It is true, that the SuperBowl is not only one of the biggest sports events in the media, but also the framing for the unofficial television advertising World Cup. But how is creativity and production value holding up in the outskirts of the economic crisis? Is this the place to give it all you’ve got? Or will the impact of cut downs in marketing budgets show through? We are many, who have looked forward to seeing the results of this years’ most expensive insertions.
And to be honest. It was very disappointing. For 50 % of the ads, I wished that they have found a less expensive commercial break to show their ad – and instead use a bit (or a lot) more on both creative development and production value. Yes, it is true that most of the Super Bowl viewers are already drunk and skewed to the male side of the population, but you need to be really drunk to see through production value this low.
On the creative side, the ads where ranging from really lame to okay. Only few stood out. Back to those later. On the lame side, it was horrifying to see how the creative fell into the feared creative “save zone” of funny dogs, cute babies, sexy women (and men – thank you H&M) and the lowest common denominator for human emotions. It is cheap tricks and will not score high on any creative hit list, even though a few of the ads where quite funny. But funny “haha”, not at the least “aha”.
But besides creative save zones and low production value, there was a lack of conceptual framing for the ads.
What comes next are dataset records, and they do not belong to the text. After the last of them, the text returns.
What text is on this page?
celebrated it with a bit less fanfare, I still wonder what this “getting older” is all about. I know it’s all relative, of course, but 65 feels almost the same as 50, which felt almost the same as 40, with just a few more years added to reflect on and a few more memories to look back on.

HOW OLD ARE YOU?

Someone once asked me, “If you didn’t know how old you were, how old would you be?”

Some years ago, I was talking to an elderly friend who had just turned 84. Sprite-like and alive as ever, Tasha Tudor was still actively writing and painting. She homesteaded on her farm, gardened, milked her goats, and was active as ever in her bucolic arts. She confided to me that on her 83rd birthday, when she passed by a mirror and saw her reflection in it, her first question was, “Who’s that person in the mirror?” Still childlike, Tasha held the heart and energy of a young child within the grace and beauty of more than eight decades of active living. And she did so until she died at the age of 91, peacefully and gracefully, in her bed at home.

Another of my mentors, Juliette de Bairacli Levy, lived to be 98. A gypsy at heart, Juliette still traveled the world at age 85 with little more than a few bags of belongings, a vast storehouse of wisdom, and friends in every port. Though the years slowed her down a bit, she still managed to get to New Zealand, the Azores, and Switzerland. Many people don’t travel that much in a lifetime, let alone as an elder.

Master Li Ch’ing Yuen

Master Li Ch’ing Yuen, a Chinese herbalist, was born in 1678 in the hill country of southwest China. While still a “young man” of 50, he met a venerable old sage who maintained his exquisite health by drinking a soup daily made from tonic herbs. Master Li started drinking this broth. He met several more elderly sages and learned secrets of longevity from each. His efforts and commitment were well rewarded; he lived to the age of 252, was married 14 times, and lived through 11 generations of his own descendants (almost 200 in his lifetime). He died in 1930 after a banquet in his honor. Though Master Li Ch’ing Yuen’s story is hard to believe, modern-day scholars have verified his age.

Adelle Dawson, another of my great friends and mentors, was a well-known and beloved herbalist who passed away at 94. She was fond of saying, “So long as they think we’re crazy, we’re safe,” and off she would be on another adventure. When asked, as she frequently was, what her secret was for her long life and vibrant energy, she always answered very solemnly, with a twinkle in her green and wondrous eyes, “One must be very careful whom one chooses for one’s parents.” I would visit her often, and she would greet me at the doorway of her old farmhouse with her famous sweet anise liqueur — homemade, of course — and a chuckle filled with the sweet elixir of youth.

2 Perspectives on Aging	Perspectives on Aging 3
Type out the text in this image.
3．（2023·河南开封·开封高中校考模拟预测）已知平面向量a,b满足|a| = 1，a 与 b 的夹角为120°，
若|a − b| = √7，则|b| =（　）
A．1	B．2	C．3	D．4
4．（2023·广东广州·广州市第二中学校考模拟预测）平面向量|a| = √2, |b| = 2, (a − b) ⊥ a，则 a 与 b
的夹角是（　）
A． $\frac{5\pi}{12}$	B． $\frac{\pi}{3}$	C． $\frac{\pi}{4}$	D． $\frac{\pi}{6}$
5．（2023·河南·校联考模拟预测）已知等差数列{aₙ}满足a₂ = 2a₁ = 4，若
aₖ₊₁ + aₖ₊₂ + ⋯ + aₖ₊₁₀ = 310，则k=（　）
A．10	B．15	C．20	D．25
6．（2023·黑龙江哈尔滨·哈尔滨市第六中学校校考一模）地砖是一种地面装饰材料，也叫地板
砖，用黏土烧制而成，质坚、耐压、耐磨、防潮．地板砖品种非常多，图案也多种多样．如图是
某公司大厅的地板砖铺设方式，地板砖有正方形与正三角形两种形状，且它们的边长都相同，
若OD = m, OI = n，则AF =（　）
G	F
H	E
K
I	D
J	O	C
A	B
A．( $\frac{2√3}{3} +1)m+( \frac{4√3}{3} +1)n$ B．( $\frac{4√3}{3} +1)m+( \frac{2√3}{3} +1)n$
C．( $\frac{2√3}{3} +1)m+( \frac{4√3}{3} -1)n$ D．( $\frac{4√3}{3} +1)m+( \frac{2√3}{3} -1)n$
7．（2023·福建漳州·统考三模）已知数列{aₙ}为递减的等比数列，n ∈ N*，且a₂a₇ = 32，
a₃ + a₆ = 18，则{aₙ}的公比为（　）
If any focus group should elaborate on the greater meaning of the content or the intention of the commercials, most of the ads would met a simple “I think they want to sell stuff”-answer. This is really sad. The biggest advertising scene in the world is used merely to short term goals. Where is the ambitions and the big, big ideas?
Yes, many of the advertiser could argue that there is elements of long term branding in just the context and even in the content. But really? Would really have liked seeing the pitches (or the briefings) for these. Please seeks back to the virtues of classic television ads. Make us feel something. Real entertainment is not only about the laugh (or the attempt to make us laugh). It is about feelings. And about having a story to tell. Something so valuable that I want to talk about it afterwards. Only few of the ads this year deserves this.
But besides this, it is not all bad.
Personally, I get really touched by the Chrysler Ads. The campaign launch last year with star rapper Eminem. The concept is “Imported from Detroit” highlighting the true american dreams of struggling, fighting and learning to rise after a fall. It is very patriotic and one could say, too much. But it works and in the depth of the crisis it talks to the american soul of hard work and success. Olivier Francois, president and CEO, Chrysler Brand, Chrysler Group LLC says, “The new tagline was created to convey the message that one does not have to cross an ocean to obtain luxury, its available right here”. (Due to the merger with Fiat, this message is important to the Chrysler brand, ensuring the customers that they are still true american)
This is something more of selling products. It is selling hope, dreams and the spirit of america. And besides that, great work with the context of the ad in the halftime.
And here’s a few other favorites.
Honda CR-V. Just because I love (all) the Ferris Buller-references. With 57 views on the old videotape, we actually get them.
Kia Optima. Great concept of what would happen if the sandman actually drop the whole bag of dream powder. Great idea. And I like the shot where he rides the Rhino.
McDonalds. Touching. A bit too much. But it works.
M&M. Because you actually want to see it again. And again.